Ali Hoca avukatının heyecanını anlayamıyordu. Ondan yeni hakimin methini uzun uzadıya dinledi. Bu zat rüşvetin, hediyenin korkunç bir düşmanıymış! En haklı davacı kendisine rüşvet vermeye teşebbüs etse o saatte onu haksız çıkarırmış!
Ali Hoca:
– Allah böyle doğruları dünya yüzünden eksik etmesin! diye dua etti. Namık Efendi:
– Amin amin!
Davaya, doğruluğa dair bir saat kadar konuştular. Vekalet için anlaştılar. Avukat ümitsizdi. Bu işi hatır için alıyordu. Haksızlık o kadar meydanda idi ki…

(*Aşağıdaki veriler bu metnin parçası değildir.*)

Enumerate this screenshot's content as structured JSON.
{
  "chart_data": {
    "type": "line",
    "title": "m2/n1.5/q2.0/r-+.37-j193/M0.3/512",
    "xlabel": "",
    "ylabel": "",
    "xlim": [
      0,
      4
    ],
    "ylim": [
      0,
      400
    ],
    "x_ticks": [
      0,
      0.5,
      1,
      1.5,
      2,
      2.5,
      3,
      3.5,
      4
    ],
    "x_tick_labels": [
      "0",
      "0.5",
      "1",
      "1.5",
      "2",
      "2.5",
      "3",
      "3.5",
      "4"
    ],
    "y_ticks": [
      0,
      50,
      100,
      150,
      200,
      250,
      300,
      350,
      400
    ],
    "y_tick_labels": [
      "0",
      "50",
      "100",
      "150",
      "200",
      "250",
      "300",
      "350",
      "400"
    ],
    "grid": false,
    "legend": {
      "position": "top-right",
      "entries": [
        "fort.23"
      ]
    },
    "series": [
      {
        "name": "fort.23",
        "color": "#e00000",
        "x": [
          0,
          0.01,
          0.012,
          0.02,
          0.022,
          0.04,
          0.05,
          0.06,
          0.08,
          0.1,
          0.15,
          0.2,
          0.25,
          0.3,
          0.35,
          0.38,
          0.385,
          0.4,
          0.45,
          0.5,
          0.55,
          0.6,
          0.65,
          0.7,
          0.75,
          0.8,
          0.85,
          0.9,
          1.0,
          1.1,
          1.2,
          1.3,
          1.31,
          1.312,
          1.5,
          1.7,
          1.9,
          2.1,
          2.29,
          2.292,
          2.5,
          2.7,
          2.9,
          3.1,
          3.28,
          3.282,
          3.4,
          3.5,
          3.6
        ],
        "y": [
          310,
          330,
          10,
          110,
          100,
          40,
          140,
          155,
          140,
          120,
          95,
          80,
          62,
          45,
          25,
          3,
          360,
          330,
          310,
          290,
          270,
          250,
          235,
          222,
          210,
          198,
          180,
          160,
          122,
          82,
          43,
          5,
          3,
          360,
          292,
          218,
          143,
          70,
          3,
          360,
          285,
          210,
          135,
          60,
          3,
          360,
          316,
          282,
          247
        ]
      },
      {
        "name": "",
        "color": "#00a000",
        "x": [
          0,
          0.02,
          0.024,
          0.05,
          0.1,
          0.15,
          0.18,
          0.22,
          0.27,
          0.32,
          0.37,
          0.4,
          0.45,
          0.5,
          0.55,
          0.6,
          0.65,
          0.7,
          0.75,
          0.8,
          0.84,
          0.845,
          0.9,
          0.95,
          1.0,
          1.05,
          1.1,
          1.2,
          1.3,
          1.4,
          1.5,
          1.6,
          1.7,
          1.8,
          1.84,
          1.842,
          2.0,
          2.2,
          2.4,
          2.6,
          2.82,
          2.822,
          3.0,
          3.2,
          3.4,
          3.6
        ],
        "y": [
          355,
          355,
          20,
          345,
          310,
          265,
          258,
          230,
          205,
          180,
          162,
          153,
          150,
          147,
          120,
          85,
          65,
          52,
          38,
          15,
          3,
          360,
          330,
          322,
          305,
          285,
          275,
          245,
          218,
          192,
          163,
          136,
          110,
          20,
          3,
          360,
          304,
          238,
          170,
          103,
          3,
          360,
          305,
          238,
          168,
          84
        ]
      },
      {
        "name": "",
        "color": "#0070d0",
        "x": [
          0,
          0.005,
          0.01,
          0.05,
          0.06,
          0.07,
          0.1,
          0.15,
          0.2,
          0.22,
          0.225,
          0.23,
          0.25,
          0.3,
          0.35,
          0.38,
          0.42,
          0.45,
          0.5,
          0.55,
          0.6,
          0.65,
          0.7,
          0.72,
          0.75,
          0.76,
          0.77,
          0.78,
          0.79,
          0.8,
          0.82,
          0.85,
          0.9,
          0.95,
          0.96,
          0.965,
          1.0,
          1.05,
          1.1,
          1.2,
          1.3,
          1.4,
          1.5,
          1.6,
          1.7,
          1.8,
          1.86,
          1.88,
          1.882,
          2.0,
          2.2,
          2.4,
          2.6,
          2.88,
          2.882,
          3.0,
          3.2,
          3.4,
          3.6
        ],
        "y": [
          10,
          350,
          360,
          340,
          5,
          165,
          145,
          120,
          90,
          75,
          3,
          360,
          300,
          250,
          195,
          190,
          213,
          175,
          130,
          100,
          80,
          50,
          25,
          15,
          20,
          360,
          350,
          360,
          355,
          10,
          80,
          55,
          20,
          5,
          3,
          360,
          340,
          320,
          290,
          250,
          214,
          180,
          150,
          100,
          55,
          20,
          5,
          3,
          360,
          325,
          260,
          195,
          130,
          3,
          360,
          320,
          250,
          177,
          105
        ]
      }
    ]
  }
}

İki hafta sonra, aynı saatte Ali Hoca yeşil boyalı dükkanının kapılarında göründü. Namık Efendi bir arzuhâl yazıyordu. Gözlüğünün üstünden müşterisini görünce güldü:
– Hoş geldin be! Ne dersin, davayı kazandık! dedi. Bu kadar haksız bir hükmü hakimin nasıl verdiğine bir haftadır şaşırıyordu. Ali Hoca soğukkanlılıkla:
– Benim gönderdiğim koç sayesinde kazandık! Cevabını verdi.
– Ne!.. Sen hakime bir koç mu gönderdin?v
– Evet.
– Buna cesaret ettin ha…
– Evet, ama, sen bana “Rüşvet düşmanıdır, kim hediye verirse haksız çıkar.” dememiş miydin?
– Evet.
– Ben de koçu gönderirken kendi ismimi vermedim.
– Ya ne yaptın?
– Hasmım Muhtar Huysuzoğlu’nun ismini verdim.
– !!!..
İhtiyar avukatın kalem elinden düştü. Arkasına dayandı. Karşısında parlayan minimini siyah gözlere bakakaldı. Meydandaki büyük çınar ağaçlarının derin fısıltıları, kapıda ayakta duran Ali Hoca’nın yakınlarından, tepesinden, bacaklarının arasından giriyor, duvarlarına eski vilayet gazeteleri yapıştırılmış dükkancığının içini dolduruyordu…
(Zaman gz. nr. 267, 1 Kanun-i sani 1335 (Ocak 1919), s.2)
(Seyfettin Ö. (2019). Hikâyeler -I-. Rize: Salkımsöğüt Yayınevi.)